Каким-то способом, видать, с помощью того же демонического колдовства, которым он одурманил матушку, подонок втёрся в доверие и к слугам. Он, не стесняясь своего высокого положения наставника наследника рода Нао, помогал слугам поднимать тяжести, кому-то подставлял плечо в работах, кому-то вправлял заболевшую спину, а какой-то восторженной дуре так вообще исцелил парализованного отца. Хань плакал от собственного бессилия, ему казалось, что он попал в искаженный мир, где все наоборот — зло становится добром, добро злом, члены благородных семей прислуживают простолюдинам, а солнце светит ночью.

Подлость и коварство злодея, совращающего верных слуг, Хань осознал отнюдь не сразу. Но, видать, его великолепное, терзаемое невыносимыми мучениями тело привыкло, поняло, что сами по себе страдания не прекратятся, поэтому позволило поработать и голове. Разум прояснился, ведь злодей не ожидал от Ханя такой силы духа и выносливости, допустив оплошность в череде пыток, называемых «тренировками». Он сделал ошибку, типичную для всех злодеев из героических сказаний, забыв, что героя страдания только закаляют! Теперь Хань ему обязательно покажет… но сначала надо справиться с дрожащими палочками для еды.

☯☯☯

— «Без крепости духа нет крепости тела…» — прозвучал самодовольный голос.

Ханя всегда бесило использование его же цитат. В устах демона даже этот благословенный фонтан небесной премудрости звучал, словно грязное ругательство или подлая насмешка. Каждый раз Хань дрожал от ярости, стискивая кулаки, пытаясь вызвать в себе поток невиданной мощи, чтобы сразить, а затем безжалостно избить этого… этого… Хань стоял в стойке, на этот раз в позе «стремительного ветра», но могучего потока ци так и не возникало, даже несмотря на поднятые руки и одну ногу.

— «…а без крепости тела нет крепости разума». Как считаешь, не пора ли заняться твоим образованием?

Хань, представив, что сейчас в череде мучений может появиться передышка, даже не сразу нашёл слова.

— Да, учитель, — едва слышно пробормотал он.

— Не слышу. Видать, ты слишком утомился. Ещё двадцать кругов придадут тебе доста…

— ДА, УЧИТЕЛЬ! — взревел Хань, срывая себе горло.

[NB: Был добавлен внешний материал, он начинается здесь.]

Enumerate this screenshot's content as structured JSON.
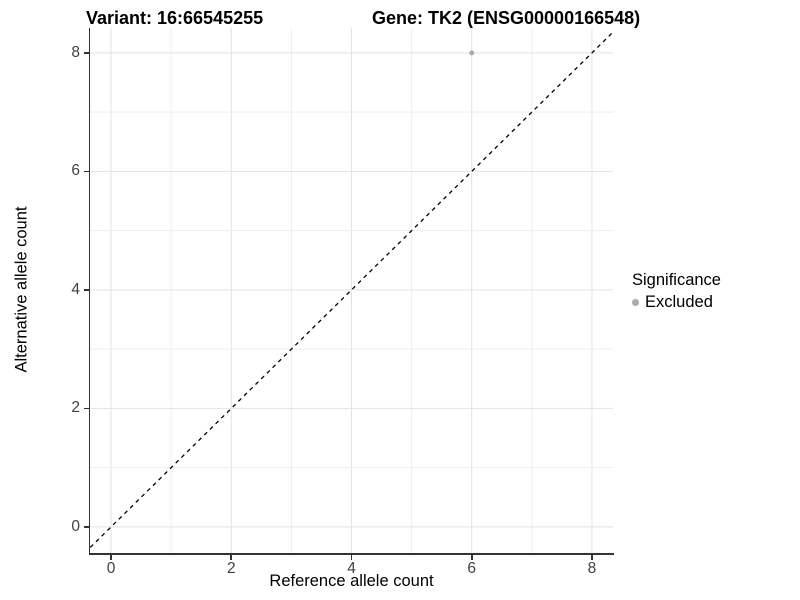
{
  "titles": {
    "variant": "Variant: 16:66545255",
    "gene": "Gene: TK2 (ENSG00000166548)"
  },
  "axes": {
    "x": {
      "label": "Reference allele count",
      "tick_labels": [
        "0",
        "2",
        "4",
        "6",
        "8"
      ]
    },
    "y": {
      "label": "Alternative allele count",
      "tick_labels": [
        "0",
        "2",
        "4",
        "6",
        "8"
      ]
    }
  },
  "legend": {
    "title": "Significance",
    "items": [
      {
        "label": "Excluded",
        "color": "#ababab"
      }
    ]
  },
  "chart_data": {
    "type": "scatter",
    "title": "Variant: 16:66545255   |   Gene: TK2 (ENSG00000166548)",
    "xlabel": "Reference allele count",
    "ylabel": "Alternative allele count",
    "xlim": [
      -0.35,
      8.35
    ],
    "ylim": [
      -0.44,
      8.42
    ],
    "x_ticks": [
      0,
      2,
      4,
      6,
      8
    ],
    "y_ticks": [
      0,
      2,
      4,
      6,
      8
    ],
    "grid": "major and minor gridlines at every integer 0-8, light gray, white panel background",
    "grid_major_color": "#e2e2e2",
    "grid_minor_color": "#eeeeee",
    "axis_color": "#333333",
    "series": [
      {
        "name": "Excluded",
        "color": "#ababab",
        "points": [
          [
            6,
            8
          ]
        ],
        "point_radius": 2.5
      }
    ],
    "reference_line": {
      "type": "identity y=x",
      "style": "dashed",
      "color": "#000000"
    },
    "legend_position": "right"
  }
}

Нежелание снова бежать оказалось таким могучим, что вместе с криком в районе паха выплеснулось ещё что-то. Почувствовав обжигающе-горячую каплю тепла, он испугался, что снова обмочился. Но, судя по тому, что по ногам не стекала влага, а также что не последовали побои за «неподобающее наследнику Нао поведение», Хань понял, что это что-то другое.

— Вот так вот! — хохотнул злодей. — Или, как говорят дикие западные варвары, «уот так уот». Из икринки всё же вылупился головастик!

Он внимательно уставился на Ханя, на которого внезапное повышение от одного ничтожного состояния до другого, не менее ничтожного, совсем не произвело впечатления.

— Теперь ты — головастик. Повтори!

— Я — головастик, учитель!

Спешащие по своим делам слуги, услышав этот вопль, остановились и о чём-то зашушукались. Хань попытался прислушаться, не его ли обсуждают, но ничего не услышал — нога подогнулась, он утратил равновесие и свалился на землю.

— Крик — это проверенный способ концентрации воли. Выплеснув свою силу в крике, воин сосредотачивает технику или усиливает удар, делает ци смертоносней, а удары меча — разрушительней. Но тебе, похоже, крик помогает лишь быстрее навалить в штаны. Мы это, конечно, поправим. И кричать ты будешь громко.

Длинная тонкая бамбуковая палка, которую тот использовал, указывая на ошибки, размылась в воздухе и ударила — сначала по спине, а потом и ниже. Испытав невыносимое жжение, Хань действительно заорал.

— Правильно, молодец. В стойку лунхуа, ученик.

— Да, учитель!

Хань расставил широко ноги, низко присел и вскинул руки с пальцами, изогнутыми, как когти дракона. Несмотря на то, что поза должна была символизировать силу, свирепость и мистическую энергию, он чувствовал только, что сейчас снова бухнется на землю.